The tensegrity devices can be folded flat for travel – in fact, that’s how Agogino ships the ones Squishy Robotics sends to customers. Once the robot unfurls, its instruments and sensors are suspended in the center, protected from the impact of a fall or crash.
“So, you save on throwaway mass,” Fong said. “It’s expensive and difficult to launch mass into space, so you want more of it to be used beyond landing, to be used on the surface with scientific instrumentation and other payloads.”
Informing the Decision to Suit Up
NASA also researched Earth science applications for tensegrity robots, which might be used to monitor, for instance, a glacier that’s about to break off into the ocean.
“That’s the kind of place you just would not want to, or could not, send a person to because it’s very risky,” Fong said. “The whole surface could collapse. With a structure that could survive a drop but still be mobile afterwards, you would have basically a super instrument positioning system.”
On Earth or on other planets, tensegrity robots offer a relatively easy way to place delicate instruments into difficult-to-reach areas. Indeed, that’s the principle behind Squishy Robotics.
Agogino and her team began speaking to fire departments and public safety officials in a process known as customer discovery. “At this point, we’ve interviewed around 300 first responders,” she says. “And it turns out there is a real need with hazardous material emergencies.”
For these customers, Squishy Robotics now puts miniaturized chemical gas sensors inside the tensegrity robot structure that can be dropped by drone, helicopter, or fixed-wing aircraft, to take readings in an area before firefighters go in.
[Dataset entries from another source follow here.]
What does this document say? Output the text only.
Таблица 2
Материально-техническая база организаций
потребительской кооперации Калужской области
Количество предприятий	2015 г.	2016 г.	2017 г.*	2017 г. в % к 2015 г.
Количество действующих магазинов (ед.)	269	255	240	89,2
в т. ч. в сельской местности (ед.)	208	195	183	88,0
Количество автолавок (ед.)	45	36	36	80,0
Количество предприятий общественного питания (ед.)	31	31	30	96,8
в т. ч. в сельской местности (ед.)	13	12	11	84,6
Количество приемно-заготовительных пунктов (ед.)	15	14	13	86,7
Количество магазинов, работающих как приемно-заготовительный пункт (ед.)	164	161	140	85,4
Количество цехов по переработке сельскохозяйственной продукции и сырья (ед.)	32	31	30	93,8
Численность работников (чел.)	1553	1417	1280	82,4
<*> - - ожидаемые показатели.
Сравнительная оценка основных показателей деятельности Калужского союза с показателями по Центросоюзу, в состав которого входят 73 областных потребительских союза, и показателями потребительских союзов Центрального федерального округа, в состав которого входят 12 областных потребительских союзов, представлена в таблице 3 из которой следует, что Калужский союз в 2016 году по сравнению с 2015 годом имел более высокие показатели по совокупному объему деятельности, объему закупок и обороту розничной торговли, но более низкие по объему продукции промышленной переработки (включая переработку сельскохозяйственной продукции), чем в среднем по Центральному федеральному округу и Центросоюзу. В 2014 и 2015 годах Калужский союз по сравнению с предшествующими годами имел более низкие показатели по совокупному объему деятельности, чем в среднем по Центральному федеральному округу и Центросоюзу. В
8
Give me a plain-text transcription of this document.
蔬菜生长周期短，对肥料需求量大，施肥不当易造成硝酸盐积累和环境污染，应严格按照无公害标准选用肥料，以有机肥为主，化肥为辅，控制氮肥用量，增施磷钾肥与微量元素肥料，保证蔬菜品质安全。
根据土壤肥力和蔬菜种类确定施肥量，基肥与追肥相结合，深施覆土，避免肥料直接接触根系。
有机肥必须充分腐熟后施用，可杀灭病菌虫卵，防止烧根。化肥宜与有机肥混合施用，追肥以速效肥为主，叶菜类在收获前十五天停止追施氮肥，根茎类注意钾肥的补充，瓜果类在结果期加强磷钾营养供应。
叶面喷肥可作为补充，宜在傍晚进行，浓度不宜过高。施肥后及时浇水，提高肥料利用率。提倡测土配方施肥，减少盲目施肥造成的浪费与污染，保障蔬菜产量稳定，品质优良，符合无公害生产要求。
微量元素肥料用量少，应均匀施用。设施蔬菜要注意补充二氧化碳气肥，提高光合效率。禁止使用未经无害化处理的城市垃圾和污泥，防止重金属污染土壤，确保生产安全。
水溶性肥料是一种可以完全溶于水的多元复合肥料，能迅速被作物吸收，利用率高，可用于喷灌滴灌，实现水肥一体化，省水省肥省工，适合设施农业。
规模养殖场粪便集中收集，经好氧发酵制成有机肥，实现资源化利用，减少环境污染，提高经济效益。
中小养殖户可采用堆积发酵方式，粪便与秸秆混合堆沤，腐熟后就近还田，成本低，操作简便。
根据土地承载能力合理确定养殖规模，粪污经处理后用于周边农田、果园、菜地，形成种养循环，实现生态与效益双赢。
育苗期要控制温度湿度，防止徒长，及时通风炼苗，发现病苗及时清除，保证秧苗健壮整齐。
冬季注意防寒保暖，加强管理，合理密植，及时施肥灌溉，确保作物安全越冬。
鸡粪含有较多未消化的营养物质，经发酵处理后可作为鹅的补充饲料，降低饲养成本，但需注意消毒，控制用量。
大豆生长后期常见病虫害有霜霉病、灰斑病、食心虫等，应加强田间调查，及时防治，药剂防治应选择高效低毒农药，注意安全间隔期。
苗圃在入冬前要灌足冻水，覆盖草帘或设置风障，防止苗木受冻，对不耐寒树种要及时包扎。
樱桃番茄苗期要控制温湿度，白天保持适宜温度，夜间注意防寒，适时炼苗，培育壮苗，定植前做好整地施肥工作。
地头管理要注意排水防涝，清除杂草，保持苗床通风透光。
Currently, the company only offers stationary robots, but Agogino and her team are working on mobile models as well.
The data these robots collect can inform firefighters’ decisions about whether to wear hazardous material gear, which can add up to an hour of prep time – a delay that’s only worthwhile if it’s necessary.
From Firefighting to Preventing Fires
Squishy Robotics has worked with some of the largest fire departments, including Southern Manatee Fire and Rescue in Florida, the Tulsa Fire Department in Oklahoma, and the San Jose Fire Department in California. The company has also established reseller agreements with a number of distributors.
Agogino’s tensegrity robots also have military uses, such as helping to defuse bombs, and industrial applications, primarily helping to monitor gas and electric lines.
Wildfire prevention is another emerging area for Squishy Robotics. Tensegrity robots can monitor high-risk areas, help authorities respond to reports, and ensure that smaller fires have been fully extinguished.
“The early detection of wildfires is critical,” Agogino says, “because so many of the wildfires that have become raging firestorms could have been prevented if they had been caught early when the fire started.”
Agogino is now emeritus, having retired in December 2022 from Berkeley, a move that allows her to spend more time on Squishy Robotics.
NASA’s Fong said he was happy to see Agogino was able to spin off the tensegrity robot technology.
“We believe these robots could serve unique purposes for space,” he said. “She obviously saw a way to also have a major impact on Earth.”